|Big wind energy cos such as Gamesa, Mytrah and Suzlon are all diversifying into solar space this year with plans to invest several hundred million dollars in the next 5 years.|
NEW DELHI: Big wind energy companies in India such as Gamesa, Mytrah and Suzlon are all diversifying into solar space this year with plans to invest several hundred million dollars in the next five years in installing thousands of solar megawatts, given the government's impetus to the sector.
While London's Alternative Investment Market (AIM) -listed Mytrah Energy (India) Ltd, which is an independent power producer, plans to invest a total of $400 million, of which $100 million would be in equity over the next one year solely in setting up its solar business, Gamesa India will invest euros 200 million over the next two years for its overall operations, as it diversifies into solar space this year.
"We don't want to depend on only one kind of fuel.
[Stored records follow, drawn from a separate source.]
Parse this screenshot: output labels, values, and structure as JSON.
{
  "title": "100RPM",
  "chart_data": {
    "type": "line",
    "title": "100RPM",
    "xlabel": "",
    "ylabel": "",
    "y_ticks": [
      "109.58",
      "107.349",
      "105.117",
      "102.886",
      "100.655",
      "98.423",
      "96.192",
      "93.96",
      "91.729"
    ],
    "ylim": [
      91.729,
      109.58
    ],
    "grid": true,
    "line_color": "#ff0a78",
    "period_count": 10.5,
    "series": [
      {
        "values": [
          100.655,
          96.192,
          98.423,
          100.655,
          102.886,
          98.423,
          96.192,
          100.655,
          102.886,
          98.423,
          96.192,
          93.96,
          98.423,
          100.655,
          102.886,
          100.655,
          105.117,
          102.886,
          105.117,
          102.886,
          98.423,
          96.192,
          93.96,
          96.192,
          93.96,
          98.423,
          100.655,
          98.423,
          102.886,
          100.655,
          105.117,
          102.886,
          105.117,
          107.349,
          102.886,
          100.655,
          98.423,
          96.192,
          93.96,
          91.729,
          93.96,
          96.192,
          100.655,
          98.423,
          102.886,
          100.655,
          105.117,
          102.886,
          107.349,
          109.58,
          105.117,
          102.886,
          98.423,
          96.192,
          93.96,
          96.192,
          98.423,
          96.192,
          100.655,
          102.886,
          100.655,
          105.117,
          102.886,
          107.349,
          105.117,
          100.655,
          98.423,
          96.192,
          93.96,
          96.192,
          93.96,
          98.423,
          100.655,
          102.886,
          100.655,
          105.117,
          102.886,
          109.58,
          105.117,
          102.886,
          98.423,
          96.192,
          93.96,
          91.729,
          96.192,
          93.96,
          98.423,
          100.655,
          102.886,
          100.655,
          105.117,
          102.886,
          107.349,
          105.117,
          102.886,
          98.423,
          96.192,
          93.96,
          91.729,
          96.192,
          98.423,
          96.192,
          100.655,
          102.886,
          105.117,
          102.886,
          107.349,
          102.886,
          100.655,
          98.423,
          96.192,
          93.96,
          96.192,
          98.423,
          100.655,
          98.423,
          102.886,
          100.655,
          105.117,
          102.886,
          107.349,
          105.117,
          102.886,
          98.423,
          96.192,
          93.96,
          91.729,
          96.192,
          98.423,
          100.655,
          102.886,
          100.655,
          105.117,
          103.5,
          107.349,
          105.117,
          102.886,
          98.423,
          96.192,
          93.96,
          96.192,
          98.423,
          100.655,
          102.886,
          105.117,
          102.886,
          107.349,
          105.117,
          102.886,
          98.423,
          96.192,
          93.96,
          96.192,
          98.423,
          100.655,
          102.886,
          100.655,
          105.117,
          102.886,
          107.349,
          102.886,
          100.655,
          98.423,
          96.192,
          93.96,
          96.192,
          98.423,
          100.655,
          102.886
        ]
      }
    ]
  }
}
Last year, the prices in solar were high and we didn't want to do subsidy-driven business as it is not sustainable. We're waiting for tenders related to National Solar Mission now and hope to be in the 1,500-2,000 MW range over the next 5-7 years," Vikram Kailas, MD at Mytrah Energy, told ET.
The company intends to install nearly 100 MW of solar energy projects over the next one year, he added. Similarly, the Indian subsidiary of Spanish wind turbine maker Gamesa, which has the largest wind energy market-share in the country, is also diversifying into solar power this year with plans to install 100 MW going up to 500 MW in the next two years.
"I have a target of 100 MW of solar EPC, rooftop installation and village electrification this year but we might exceed this as we're talking to both domestic and foreign developers who are talking to us for large solar power plants and we're giving them turnkey solutions. We'll also venture into off grid with net metering," said Gamesa India CMD Ramesh Kymal.
Solar energy, said Kymal, is the way forward for India in the long term as the country has more sunshine than wind. Wind turbine maker Suzlon, meanwhile, plans a hybrid model of wind and solar energy, whereby solar plants will be set up on the same land as wind turbines.
This is intended to save the company from land issues and overcome power evacuation hurdles as grid is available near wind farms. Its target is to install 500 mw over the next years.
According to strategy consulting firm Frost & Sullivan, it is a natural extension for independent power producers (IPPs) in the wind space to branch out to solar.
"In India, while wind sector is more mature, solar has just picked up. The fact that solar energy in India is inching closer to grid parity and government is increasing its focus on solar energy, installations through regulations and revised solar energy capacity addition targets has resulted in IPPs building up solar plants as well. But both wind and solar are equally appealing business opportunities for companies from the point of view of attractiveness," says Amol Kotwal, Director, Energy & Environment Practice, Frost & Sullivan.
The country has 22,000 MW, or 22 gigawatts (GW), of wind energy installation and a little over 3,000 MW of solar power plants in the country. The government seeks to scale up solar to 100 GW and wind to 60 GW by 2022, which will require investments of nearly $200 billion.